Et la conclusion tombe, stricte :

« 23. Dans ces conditions, le point E.1 du 11ème programme pluriannuel d’intervention, tel qu’approuvé par la délibération en litige, méconnait partiellement les dispositions du 2° du I de l’article L. 214-17 du code de l’environnement.
24. Il résulte de ce qui précède, et sans qu’il soit besoin de se prononcer sur l’autre moyen de la requête, que la délibération du 16 novembre 2021 doit être annulée en tant que le 11ème programme pluriannuel d’intervention n’exclut pas des dispositifs d’aides prévus à la rubrique E1, les aides octroyées en cas de suppression des ouvrages présentant un usage actuel ou potentiel, en particulier aux fins de production d’énergie, et celles octroyées s’agissant des moulins à eau, en cas de destruction des ouvrages de retenue, situés sur les cours d’eau, parties de cours d’eau ou canaux visés par le 2° du I de l’article L. 214-17 du code de l’environnement. »

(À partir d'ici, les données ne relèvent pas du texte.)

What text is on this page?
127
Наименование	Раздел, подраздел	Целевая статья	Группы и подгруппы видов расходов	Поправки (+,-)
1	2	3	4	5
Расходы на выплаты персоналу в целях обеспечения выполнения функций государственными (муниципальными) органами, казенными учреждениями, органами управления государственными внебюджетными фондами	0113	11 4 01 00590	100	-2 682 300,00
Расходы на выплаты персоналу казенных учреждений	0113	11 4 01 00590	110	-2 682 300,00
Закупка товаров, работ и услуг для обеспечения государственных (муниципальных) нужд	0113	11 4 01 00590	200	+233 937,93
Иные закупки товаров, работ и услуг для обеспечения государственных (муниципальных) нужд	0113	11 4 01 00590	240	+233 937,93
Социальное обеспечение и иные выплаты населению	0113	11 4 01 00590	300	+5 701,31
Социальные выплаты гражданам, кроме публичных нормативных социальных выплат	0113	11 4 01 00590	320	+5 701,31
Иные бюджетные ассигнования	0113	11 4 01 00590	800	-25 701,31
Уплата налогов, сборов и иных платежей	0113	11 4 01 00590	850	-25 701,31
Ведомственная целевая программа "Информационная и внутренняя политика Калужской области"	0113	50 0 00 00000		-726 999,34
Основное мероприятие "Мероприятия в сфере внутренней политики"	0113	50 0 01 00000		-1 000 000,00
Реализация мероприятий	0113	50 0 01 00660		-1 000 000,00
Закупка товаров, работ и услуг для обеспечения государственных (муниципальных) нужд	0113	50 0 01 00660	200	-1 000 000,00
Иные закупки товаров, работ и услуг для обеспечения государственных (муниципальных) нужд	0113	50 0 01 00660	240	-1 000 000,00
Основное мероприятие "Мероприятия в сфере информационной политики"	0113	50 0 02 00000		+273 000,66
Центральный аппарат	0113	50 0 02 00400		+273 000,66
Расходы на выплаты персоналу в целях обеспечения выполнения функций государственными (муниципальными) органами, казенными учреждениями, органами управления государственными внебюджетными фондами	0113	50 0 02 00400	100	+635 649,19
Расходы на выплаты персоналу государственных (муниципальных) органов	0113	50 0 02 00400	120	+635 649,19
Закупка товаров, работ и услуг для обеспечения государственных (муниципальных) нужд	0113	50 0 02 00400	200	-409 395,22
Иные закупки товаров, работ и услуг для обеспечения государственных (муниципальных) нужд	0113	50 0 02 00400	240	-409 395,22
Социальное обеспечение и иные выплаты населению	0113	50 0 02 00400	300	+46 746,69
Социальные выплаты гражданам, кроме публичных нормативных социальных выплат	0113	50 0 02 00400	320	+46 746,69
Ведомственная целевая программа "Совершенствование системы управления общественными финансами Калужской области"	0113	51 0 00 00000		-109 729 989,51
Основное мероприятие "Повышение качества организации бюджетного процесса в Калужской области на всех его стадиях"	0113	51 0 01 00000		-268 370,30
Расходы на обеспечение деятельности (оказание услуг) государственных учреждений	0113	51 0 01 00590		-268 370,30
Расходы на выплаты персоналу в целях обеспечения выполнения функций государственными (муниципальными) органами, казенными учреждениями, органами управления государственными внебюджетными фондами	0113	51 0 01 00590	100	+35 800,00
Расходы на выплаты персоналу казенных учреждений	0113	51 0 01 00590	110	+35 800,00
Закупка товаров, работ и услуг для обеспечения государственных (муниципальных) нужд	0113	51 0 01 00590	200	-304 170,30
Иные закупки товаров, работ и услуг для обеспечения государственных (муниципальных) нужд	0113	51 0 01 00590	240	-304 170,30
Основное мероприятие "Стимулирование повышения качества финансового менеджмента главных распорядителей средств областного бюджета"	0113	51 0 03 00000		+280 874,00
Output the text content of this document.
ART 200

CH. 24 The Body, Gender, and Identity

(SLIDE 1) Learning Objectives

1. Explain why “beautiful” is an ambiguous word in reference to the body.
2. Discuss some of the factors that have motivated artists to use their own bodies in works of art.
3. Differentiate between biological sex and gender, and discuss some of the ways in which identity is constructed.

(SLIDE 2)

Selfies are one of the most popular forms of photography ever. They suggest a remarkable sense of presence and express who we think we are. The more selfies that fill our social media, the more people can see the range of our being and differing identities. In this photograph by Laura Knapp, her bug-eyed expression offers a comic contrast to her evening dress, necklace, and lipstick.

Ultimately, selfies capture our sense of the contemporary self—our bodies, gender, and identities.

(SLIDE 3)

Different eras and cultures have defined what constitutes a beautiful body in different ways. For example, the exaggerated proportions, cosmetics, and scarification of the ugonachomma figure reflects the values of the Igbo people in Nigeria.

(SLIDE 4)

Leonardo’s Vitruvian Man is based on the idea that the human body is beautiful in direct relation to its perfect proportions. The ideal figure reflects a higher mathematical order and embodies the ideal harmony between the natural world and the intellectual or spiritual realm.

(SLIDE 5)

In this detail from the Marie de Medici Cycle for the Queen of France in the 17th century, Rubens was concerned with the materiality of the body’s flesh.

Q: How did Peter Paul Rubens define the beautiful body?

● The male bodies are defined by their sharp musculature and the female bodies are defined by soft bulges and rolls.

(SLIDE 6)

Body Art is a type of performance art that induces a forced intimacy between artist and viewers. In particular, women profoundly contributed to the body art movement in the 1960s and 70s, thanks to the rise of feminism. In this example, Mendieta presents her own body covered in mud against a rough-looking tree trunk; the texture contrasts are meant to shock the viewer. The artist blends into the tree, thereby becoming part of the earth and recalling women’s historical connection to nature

En attendant un possible arrêt d’appel, au minimum les Agences de l’eau concernées qui auraient de tels financements pourraient-elles restreindre ces financements aux quelques cas (très minoritaires, certes) où ces destructions sont légales (demande des titulaires de droits d’eau eux-mêmes — ce qui peut arriver quand ceux-ci sont des personnes publiques notamment ; droits d’eau non fondés en titre). Ou à faire le dos rond mais la vie juridique de la continuité écologique des cours d’eau reste encore fort peu apaisée et, donc, l’espoir d’accalmies dans les prétoires demeure, pour les agences de l’eau concernées, très incertain.